Penggunaan punggung lari Jones memungkinkan bentuk rotasi yang lebih besar. Pada contoh di bawah, gelandang Diallo turun ke bek kiri dan mengambil ruang yang dikosongkan oleh Walker-Peters.
Posisi rata-rata Southampton dari babak pertama menunjukkan betapa tingginya Walker-Peters, dengan no. 2 kaos yang tidak terlihat karena Edozie (23) bermain di posisi yang hampir sama.
Sejak cedera hingga Tino Livramentomemberikan keseimbangan di sisi kanan, Southampton cenderung menggunakan sisi kiri dalam membangun serangan.

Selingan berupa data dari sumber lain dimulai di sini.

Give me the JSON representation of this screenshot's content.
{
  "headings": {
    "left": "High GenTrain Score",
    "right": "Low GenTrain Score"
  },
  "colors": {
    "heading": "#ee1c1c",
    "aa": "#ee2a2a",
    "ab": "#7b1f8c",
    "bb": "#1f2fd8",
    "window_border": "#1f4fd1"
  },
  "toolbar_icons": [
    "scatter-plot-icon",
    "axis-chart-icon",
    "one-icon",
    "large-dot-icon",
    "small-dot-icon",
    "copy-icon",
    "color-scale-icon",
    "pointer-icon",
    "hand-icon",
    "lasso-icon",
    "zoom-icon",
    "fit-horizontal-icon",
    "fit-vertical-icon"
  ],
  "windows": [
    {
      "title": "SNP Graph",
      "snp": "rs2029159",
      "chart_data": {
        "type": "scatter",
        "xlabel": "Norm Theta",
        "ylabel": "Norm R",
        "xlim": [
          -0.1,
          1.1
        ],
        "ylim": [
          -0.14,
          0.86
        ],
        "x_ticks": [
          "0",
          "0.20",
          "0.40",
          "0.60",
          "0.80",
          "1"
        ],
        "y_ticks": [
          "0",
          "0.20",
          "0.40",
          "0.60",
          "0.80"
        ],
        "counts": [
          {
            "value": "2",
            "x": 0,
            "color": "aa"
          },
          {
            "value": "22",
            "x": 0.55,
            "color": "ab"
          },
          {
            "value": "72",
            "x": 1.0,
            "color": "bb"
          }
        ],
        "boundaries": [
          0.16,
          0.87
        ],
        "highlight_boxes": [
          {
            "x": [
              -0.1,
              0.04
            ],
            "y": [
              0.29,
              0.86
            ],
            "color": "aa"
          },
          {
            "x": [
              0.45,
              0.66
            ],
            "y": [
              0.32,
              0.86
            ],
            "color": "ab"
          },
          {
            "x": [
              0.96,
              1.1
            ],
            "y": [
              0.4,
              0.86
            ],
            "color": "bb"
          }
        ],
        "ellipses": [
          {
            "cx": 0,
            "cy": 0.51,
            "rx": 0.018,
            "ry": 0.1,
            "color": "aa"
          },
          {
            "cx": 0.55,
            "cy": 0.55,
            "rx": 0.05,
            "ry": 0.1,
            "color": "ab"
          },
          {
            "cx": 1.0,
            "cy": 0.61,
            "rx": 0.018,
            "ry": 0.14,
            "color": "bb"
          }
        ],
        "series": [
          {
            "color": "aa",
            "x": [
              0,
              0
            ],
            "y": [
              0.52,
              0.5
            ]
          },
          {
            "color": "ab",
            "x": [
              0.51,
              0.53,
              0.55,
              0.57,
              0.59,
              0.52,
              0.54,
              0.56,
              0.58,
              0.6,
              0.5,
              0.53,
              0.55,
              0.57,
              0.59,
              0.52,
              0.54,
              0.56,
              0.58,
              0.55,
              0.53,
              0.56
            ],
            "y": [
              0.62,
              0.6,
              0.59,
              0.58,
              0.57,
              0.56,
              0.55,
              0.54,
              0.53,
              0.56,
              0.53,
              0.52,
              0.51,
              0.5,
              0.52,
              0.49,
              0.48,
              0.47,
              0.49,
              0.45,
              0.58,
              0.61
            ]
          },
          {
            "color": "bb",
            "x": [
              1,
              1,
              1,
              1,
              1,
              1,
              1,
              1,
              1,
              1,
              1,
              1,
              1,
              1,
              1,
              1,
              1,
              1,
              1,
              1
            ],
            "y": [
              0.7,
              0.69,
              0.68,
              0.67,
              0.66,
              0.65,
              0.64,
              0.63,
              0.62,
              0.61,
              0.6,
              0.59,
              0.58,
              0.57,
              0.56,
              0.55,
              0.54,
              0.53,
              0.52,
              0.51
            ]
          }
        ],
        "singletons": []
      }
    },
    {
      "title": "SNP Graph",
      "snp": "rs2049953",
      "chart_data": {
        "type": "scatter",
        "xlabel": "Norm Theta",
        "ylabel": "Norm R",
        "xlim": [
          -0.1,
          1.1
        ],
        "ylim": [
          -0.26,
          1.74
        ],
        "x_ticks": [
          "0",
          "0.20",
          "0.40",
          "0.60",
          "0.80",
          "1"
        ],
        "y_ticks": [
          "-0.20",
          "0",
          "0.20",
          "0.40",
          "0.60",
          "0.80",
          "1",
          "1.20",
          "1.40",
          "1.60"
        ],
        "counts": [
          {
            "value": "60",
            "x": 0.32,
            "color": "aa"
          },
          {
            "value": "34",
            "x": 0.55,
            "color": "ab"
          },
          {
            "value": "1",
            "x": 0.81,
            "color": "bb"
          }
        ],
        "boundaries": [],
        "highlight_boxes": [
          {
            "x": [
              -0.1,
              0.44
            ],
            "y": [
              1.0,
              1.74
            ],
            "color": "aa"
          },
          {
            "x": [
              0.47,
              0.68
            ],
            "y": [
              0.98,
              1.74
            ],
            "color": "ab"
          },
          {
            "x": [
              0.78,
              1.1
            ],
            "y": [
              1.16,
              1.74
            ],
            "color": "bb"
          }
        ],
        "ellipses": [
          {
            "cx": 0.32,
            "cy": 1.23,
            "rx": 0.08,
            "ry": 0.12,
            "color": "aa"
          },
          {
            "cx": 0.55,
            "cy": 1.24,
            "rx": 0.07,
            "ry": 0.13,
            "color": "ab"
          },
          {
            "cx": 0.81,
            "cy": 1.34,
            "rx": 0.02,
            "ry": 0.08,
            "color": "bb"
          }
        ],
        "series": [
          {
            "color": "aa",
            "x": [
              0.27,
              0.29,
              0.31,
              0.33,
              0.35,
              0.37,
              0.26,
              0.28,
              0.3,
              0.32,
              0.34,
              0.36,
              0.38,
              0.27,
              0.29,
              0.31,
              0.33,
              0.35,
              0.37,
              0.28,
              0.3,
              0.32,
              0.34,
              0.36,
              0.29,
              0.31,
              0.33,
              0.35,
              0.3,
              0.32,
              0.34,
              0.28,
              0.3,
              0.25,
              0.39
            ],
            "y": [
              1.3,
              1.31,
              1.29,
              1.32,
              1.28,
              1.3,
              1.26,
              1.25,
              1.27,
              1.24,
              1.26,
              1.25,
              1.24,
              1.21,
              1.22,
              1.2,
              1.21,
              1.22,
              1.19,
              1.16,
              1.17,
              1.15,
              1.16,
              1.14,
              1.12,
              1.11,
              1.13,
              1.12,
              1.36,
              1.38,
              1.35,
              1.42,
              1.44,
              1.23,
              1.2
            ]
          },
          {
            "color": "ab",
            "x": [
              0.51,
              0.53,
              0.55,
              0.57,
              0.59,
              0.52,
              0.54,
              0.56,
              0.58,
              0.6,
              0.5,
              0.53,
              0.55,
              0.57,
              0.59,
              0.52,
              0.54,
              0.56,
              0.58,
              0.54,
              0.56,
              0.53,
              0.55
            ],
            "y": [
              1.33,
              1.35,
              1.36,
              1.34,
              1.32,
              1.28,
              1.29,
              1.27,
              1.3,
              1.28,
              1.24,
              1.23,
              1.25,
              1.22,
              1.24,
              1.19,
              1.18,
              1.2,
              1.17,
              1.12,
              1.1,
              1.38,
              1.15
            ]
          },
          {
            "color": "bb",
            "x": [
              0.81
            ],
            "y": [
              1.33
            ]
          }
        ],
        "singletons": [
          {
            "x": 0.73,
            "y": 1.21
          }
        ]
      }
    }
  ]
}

Untuk petualangan Walker-Peters di sisi kiri, cerita serupa terjadi di babak pertama Everton. Untuk mengatasi hal ini, Jones mengganti pemain berusia 25 tahun itu menjadi bek kanan dalam formasi 4-3-3, dengan Salisu, 23, berpindah dari bek tengah ke bek kiri. Hal ini memastikan bahwa Southampton masih bisa membangun dengan tiga bek.
Butuh waktu kurang dari satu menit agar perubahan tersebut memberikan efek yang diinginkan. Tangkapan layar di bawah mengilustrasikan trio lini tengah menjelang gol penyeimbang Southampton, dengan Ward-Prowse sebagai pemain sayap kanan no. 8 dan Romeo Lavia di kiri.
Walker-Peters, yang sekarang berada di sisi yang lebih kuat, memberikan umpan panjang ke Adams. Ward-Prowse, yang beroperasi di saluran yang tepat, berlari ke depan dan menembus pertahanan, menerkam tendangan Adams untuk mencetak gol.
Latihan Southampton dalam penguasaan bola menunjukkan para pemain mulai menyesuaikan diri dengan tuntutan Jones. Sejak kekalahan dari Brighton, PPDA mereka berada di bawah 10 di setiap pertandingan. Percetakan menjadi lebih kolektif.
Memprediksi bagaimana kinerja Southampton di bawah asuhan Jones adalah upaya yang hampir sia-sia. Meskipun tim mungkin berbaris dalam satu formasi, mereka jarang bertahan. Dicirikan dalam kemenangan di Goodison, Southampton bertujuan untuk lebih mudah beradaptasi dari itu.
Dengan tiga kemenangan dalam seminggu, banyak pesan Jones mulai tersampaikan.